Our History

Victorian manse to reopen as Restaurant

Owners estimate renovations of College Street property will cost $350,000.


CHRISTIANSBURG -- Time is running out for the somewhat dated, somewhat tacky paneling that lines the walls of the old recreation building.
Abdul Sharaki, owners of Giovanni’s Gourmet restaurant have bought the old building and cannot wait to fulfill their dreams by turning it into The Summit, a top-notch gourmet restaurant.
But first the paneling has to go.
"We feel like ripping it down with our hands right now," said Robin. But both know is would do little to hasten the $350,000 renovation and expansion of the 1888 building. Named by a customer for its perch atop a hill along College Street, the new restaurant is expected to open (soon).
Christiansburg had once talked about tearing down the building that used to house its recreation department, but eventually decided to sell it to the Sharaki’s.
Although the couple will be moving their business only a few blocks, the change will be an enormous one. They will be leaving their two biggest problems behind -- a building and name that suggest a pizza place, which Abdul reopened as a casual Italian restaurant in 1993.
Abdul, a native of Egypt, had been working in New York a famous Italian restaurant, before he began to tire of city life. a trip to the New River Valley persuaded him to bring his culinary skills to a new audience.
"When I drove down to see the place ... I felt like this place was completely different than New York," he said.
Though some New Yorkers might think Southwest Virginia would not appreciate fine food, Abdul found that his customers did. One customer was particularly enchanted: Robin, his biggest fan.
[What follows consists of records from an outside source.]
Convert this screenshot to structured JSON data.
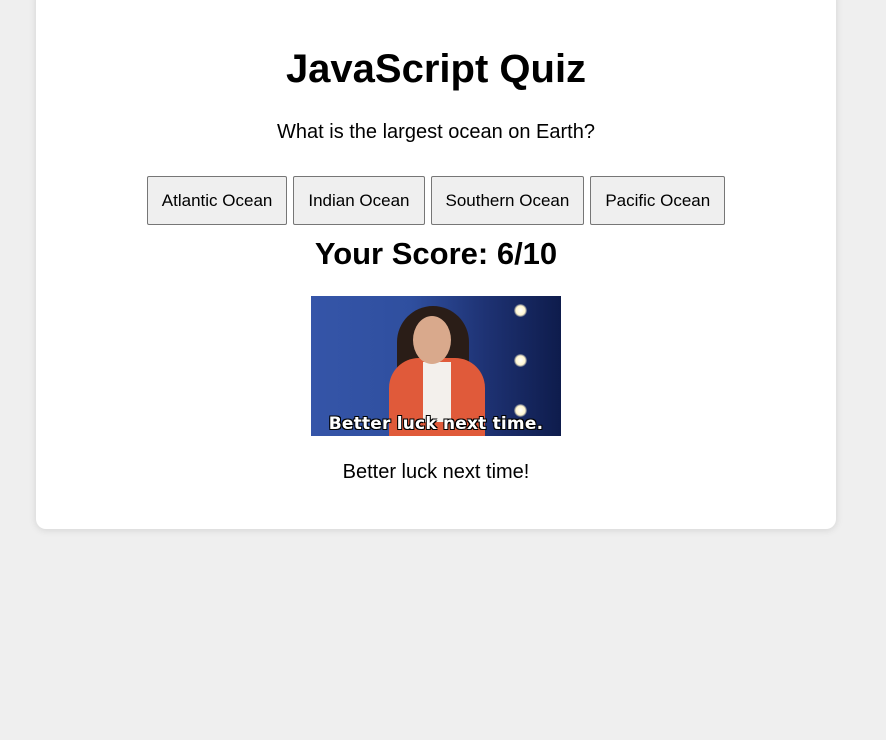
{
  "quiz": {
    "title": "JavaScript Quiz",
    "question": "What is the largest ocean on Earth?",
    "answers": [
      "Atlantic Ocean",
      "Indian Ocean",
      "Southern Ocean",
      "Pacific Ocean"
    ],
    "score_text": "Your Score: 6/10",
    "result_image": {
      "caption": "Better luck next time."
    },
    "feedback": "Better luck next time!"
  },
  "colors": {
    "page_background": "#efefef",
    "card_background": "#ffffff",
    "button_background": "#efefef",
    "button_border": "#767676"
  }
}
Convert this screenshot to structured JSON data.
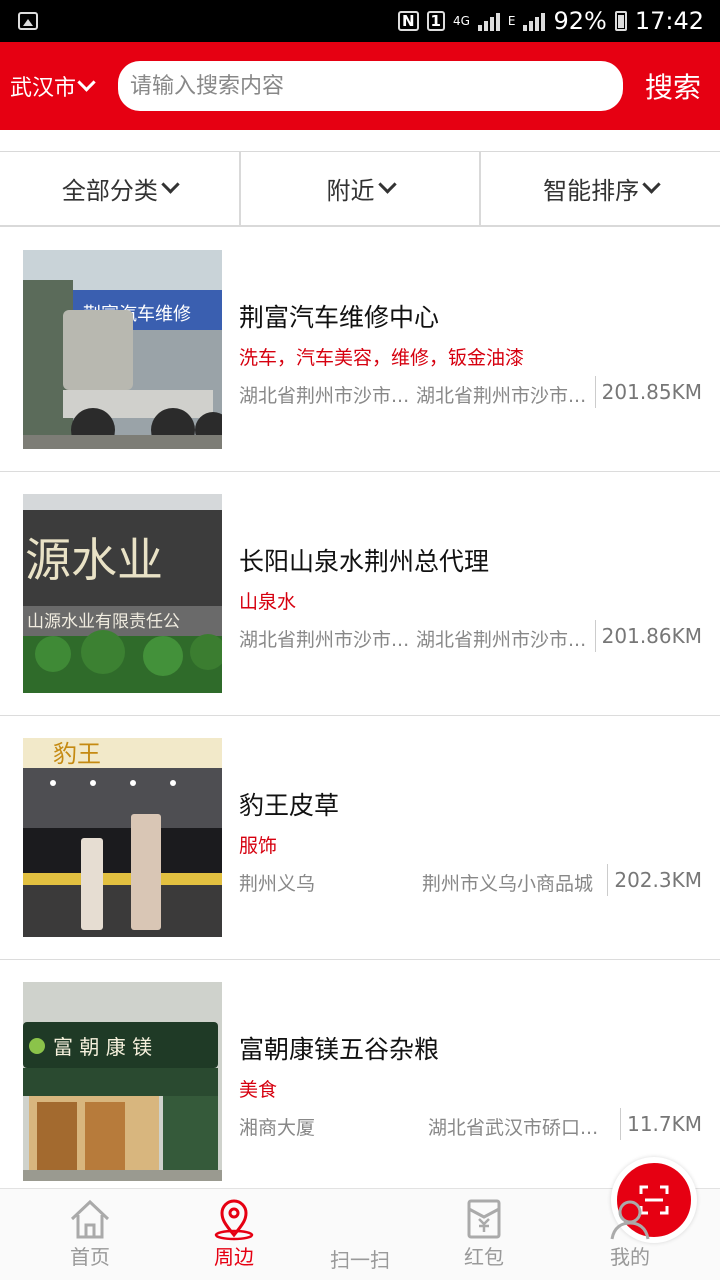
{
  "status_bar": {
    "sim_label": "1",
    "network_4g": "4G",
    "network_e": "E",
    "battery": "92%",
    "time": "17:42"
  },
  "header": {
    "city": "武汉市",
    "search_placeholder": "请输入搜索内容",
    "search_button": "搜索"
  },
  "filters": [
    {
      "label": "全部分类"
    },
    {
      "label": "附近"
    },
    {
      "label": "智能排序"
    }
  ],
  "shops": [
    {
      "name": "荆富汽车维修中心",
      "tags": "洗车，汽车美容，维修，钣金油漆",
      "address_short": "湖北省荆州市沙市...",
      "address_full": "湖北省荆州市沙市...",
      "distance": "201.85KM",
      "sign_text": "荆富汽车维修"
    },
    {
      "name": "长阳山泉水荆州总代理",
      "tags": "山泉水",
      "address_short": "湖北省荆州市沙市...",
      "address_full": "湖北省荆州市沙市...",
      "distance": "201.86KM",
      "sign_text": "源水业",
      "sign_subtext": "山源水业有限责任公"
    },
    {
      "name": "豹王皮草",
      "tags": "服饰",
      "address_short": "荆州义乌",
      "address_full": "荆州市义乌小商品城",
      "distance": "202.3KM",
      "sign_text": "豹王"
    },
    {
      "name": "富朝康镁五谷杂粮",
      "tags": "美食",
      "address_short": "湘商大厦",
      "address_full": "湖北省武汉市硚口...",
      "distance": "11.7KM",
      "sign_text": "富 朝 康 镁"
    }
  ],
  "tabs": [
    {
      "label": "首页",
      "icon": "home-icon"
    },
    {
      "label": "周边",
      "icon": "location-pin-icon"
    },
    {
      "label": "扫一扫",
      "icon": "scan-icon"
    },
    {
      "label": "红包",
      "icon": "red-envelope-icon"
    },
    {
      "label": "我的",
      "icon": "user-icon"
    }
  ],
  "colors": {
    "brand_red": "#e60012",
    "tag_red": "#d6000f",
    "inactive_tab": "#999999"
  }
}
In fact, she seems to enjoy rhapsodizing about his food almost as much as tasting it.
"He doesn’t even really cook by recipe, he cooks by gift," she said.
Luckily for their business, Robin is not the only one who raves about Abdul’s cooking, as their collection of letters and guestbook entries attest.
Encouraged by customer approval, they began shifting the restaurant away from Italian toward gourmet. Instead of spaghetti and lasagna, the entrees which cost from $18 to $26, have names like Scallops Afrique, Turk’s Turban, Veal Marsala, and The Wave.
But the fare has not gotten too exotic, said Robin. "He’s an approachable gourmet."
Although they worked hard redecorating the interior of the old pizza parlor, they felt the restaurant’s atmosphere could never match the quality of their menu. And then friends told them the old recreation building was for sale.
Looking at the Victorian-era house, Robin sees the potential to have a restaurant that is unique, exciting, and classic -- the very words she uses to describe Abdul’s food.
"Here’s this beautiful home that’s just sort of nestled in the hills," she said. "It just has such an elegance to it -- we just were charmed by the architecture. It just seemed to mesh so well with out vision of the restaurant."
Their vision, it turns out, goes far beyond fixing up the old building. They plan to add -- a state of the art commercial kitchen to the rear. There’s talk of a balcony for dining and stargazing, lighted gardens, a cigar room, a gift shop and a dessert cafe.
The main restaurant will have seating for about 50 just 10 more than their current location. They said they don’t want to get so big that they lose the personal touch, both in the food and in the service. The Sharaki’s say an evening at The Summit should be about dining, not eating.
"To feed the soul, plus the stomach," said Abdul. "To have the experience go in the memory ... forever."